Fantiscritti è la zona dei tour alle cave. Vengono turisti?

«Sì molti, da tutto il mondo. Soprattutto l'estate. Vengono e si portano via un pezzettino di marmo, si buttano nel cassone dei detriti per portarsi via il pezzo più grosso, perché vedono un panorama diverso, mozzafiato. Non lo vedono certo tutti i giorni».

Però vengono alle cave e poi se ne vanno...

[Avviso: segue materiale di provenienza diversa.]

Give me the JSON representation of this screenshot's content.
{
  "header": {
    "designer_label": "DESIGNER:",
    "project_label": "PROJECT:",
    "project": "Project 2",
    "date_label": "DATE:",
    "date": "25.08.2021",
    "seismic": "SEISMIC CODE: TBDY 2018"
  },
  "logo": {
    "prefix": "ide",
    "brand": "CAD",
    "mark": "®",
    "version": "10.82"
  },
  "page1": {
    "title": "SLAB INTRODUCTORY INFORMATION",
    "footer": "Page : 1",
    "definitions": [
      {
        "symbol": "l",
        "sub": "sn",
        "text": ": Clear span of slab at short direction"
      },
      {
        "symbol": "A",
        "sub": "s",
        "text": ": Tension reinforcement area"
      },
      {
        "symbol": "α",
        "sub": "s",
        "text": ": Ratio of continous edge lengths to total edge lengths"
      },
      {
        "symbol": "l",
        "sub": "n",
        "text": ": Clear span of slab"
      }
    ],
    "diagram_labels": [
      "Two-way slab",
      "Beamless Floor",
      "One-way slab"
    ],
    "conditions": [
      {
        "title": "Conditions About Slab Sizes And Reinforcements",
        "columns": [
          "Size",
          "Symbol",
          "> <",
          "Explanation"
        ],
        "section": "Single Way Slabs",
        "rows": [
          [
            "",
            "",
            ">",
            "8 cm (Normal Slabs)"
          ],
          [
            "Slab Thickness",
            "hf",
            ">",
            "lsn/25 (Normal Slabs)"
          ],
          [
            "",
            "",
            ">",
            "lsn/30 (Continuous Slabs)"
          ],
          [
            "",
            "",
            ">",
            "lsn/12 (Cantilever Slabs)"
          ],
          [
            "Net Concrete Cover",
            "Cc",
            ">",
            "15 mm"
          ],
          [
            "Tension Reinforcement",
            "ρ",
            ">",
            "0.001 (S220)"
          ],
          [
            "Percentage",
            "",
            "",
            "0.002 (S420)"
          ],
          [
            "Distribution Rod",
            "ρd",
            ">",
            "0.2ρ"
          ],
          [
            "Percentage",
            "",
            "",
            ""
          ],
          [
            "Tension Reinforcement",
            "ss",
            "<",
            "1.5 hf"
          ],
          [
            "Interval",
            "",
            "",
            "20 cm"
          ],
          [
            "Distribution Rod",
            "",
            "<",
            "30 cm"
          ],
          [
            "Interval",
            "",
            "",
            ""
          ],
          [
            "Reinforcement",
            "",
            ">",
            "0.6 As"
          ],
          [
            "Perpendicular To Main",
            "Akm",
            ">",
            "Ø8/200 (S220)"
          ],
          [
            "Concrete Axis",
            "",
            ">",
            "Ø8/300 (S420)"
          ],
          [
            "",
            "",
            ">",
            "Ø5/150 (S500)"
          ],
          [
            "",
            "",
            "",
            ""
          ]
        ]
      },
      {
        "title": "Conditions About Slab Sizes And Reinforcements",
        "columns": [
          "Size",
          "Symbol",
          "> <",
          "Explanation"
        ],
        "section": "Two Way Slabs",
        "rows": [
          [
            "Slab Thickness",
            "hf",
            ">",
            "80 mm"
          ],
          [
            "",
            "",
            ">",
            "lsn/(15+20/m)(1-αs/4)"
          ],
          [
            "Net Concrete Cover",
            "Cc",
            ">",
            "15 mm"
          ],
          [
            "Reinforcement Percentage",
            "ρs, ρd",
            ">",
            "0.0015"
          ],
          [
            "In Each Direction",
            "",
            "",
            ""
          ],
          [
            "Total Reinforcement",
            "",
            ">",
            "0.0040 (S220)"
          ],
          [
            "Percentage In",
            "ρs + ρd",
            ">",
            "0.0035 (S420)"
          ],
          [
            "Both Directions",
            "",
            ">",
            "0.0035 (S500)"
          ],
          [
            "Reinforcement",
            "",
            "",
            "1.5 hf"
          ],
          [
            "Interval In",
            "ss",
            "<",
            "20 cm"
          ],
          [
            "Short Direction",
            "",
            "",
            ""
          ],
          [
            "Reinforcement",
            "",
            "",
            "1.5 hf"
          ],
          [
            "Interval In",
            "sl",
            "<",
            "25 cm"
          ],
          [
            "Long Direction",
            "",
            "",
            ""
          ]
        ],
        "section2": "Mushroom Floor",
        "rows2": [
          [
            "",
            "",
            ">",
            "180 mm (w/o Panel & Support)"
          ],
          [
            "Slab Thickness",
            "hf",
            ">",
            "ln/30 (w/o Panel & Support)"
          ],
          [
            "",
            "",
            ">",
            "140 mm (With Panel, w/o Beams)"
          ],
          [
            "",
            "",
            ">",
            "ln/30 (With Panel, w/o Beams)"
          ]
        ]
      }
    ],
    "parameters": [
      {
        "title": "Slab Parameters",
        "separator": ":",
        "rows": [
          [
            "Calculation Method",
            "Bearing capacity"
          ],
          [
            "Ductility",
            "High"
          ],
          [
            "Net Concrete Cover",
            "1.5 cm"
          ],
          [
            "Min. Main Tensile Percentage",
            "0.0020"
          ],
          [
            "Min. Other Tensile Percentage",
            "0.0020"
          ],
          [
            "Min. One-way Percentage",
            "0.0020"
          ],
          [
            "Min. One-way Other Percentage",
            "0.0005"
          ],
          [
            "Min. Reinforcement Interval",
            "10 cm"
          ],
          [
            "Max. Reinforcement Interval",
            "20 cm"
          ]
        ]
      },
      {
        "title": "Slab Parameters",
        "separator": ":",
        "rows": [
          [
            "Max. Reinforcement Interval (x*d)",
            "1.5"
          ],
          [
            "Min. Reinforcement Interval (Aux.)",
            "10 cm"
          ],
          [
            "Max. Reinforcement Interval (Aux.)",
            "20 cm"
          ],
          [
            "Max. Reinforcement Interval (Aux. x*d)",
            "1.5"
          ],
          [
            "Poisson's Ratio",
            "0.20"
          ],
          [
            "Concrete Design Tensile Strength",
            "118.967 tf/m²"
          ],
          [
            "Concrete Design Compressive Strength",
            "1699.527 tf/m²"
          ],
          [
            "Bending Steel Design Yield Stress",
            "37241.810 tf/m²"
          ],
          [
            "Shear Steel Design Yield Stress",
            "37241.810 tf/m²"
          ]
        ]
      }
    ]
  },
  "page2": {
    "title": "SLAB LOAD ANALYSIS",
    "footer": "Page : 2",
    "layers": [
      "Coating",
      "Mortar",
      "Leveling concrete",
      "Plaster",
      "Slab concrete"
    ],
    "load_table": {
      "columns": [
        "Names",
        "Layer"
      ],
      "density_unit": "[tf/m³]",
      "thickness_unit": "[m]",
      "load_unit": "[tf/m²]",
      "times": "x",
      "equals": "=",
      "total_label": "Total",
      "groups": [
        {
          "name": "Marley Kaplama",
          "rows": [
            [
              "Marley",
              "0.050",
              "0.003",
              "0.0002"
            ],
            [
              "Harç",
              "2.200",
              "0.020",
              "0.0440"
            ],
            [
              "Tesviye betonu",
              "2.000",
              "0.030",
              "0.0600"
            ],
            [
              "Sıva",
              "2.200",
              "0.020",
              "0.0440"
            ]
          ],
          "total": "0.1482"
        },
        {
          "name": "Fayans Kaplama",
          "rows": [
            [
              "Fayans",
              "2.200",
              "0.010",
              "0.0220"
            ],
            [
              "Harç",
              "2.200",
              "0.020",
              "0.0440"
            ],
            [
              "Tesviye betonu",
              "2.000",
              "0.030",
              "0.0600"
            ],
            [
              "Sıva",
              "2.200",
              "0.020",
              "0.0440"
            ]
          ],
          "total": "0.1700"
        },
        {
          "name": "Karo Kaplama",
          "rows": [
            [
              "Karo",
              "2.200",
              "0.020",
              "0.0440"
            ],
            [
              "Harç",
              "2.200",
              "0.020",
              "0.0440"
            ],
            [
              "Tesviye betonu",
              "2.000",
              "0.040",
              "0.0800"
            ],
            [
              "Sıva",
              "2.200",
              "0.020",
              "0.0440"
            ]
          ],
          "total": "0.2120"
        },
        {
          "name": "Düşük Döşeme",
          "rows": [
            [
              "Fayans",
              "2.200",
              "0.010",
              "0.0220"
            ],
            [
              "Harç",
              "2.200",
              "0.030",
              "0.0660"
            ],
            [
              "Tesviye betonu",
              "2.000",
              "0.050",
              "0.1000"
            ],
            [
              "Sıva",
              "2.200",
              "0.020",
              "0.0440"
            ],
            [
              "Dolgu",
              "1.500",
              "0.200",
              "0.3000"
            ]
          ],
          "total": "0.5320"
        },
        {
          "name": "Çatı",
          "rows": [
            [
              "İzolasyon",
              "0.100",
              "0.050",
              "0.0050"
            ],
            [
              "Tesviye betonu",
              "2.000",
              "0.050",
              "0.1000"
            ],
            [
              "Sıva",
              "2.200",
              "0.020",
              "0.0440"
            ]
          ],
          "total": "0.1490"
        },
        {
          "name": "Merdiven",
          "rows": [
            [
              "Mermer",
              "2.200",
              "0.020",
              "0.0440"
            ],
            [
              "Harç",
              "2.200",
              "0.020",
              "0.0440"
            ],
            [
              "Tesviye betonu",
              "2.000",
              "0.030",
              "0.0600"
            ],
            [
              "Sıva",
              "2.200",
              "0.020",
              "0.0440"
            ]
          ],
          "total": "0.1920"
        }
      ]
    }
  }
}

«Sì perché Carrara non offre niente. Quello che mi fa arrabbiare è che Pietrasanta è riuscita a costruire un teatrino, una pantomima. Mi capita spesso di sentir dire, l'ultima volta da un gallerista indiano: “Ah, Carrara! Vicino a Pietrasanta”. E invece “no”, dico io, è Pietrasanta ad essere vicina a Carrara. Le cave sono qui, la storia è qui. Pietrasanta si è sviluppata dopo. Inoltre Carrara avrebbe un centro storico bellissimo».

Ma cade a pezzi..

«Ci dicono che non hanno soldi per ristrutturarlo, ma forse il motivo è semplicemente che non li sanno gestire. Anche gli stessi industriali del marmo dovrebbero mettersi un po' la mano sulla coscienza e lasciare qualcosa alla città. A volte penso: il marmo dà alla testa. Sembra che nessuno voglia vedere cosa potrebbe diventare una zona come questa, a livello turistico, a livello di risorse. In Italia non c'è niente: non c'è l'alluminio, non c'è il gas, non ci sono le miniere d'oro. C'è il marmo, che dovrebbe essere una risorsa nazionale, e vederlo gestire così fa male. Ad esempio: i finanzieri potrebbero verificare se c'è qualcuno che detiene un mappale che ostacola la lavorazione di altri. Succede infatti che qualche imprenditore usucapisca un mappale perché prevede che tra qualche anno spunterà una cava da quelle parti e così le si impedisce di buttare i detriti in quella zona. Ma come è possibile che si possa fare tutto questo su un bene comune?»

Lei ha due figlie; è contento che crescano qui?

«Sì, certo. Poi spero facciano le valigie e se ne vadano a vedere cosa c'è nel mondo».

Per tornare qui?

«Se il bagaglio è pieno, perché no».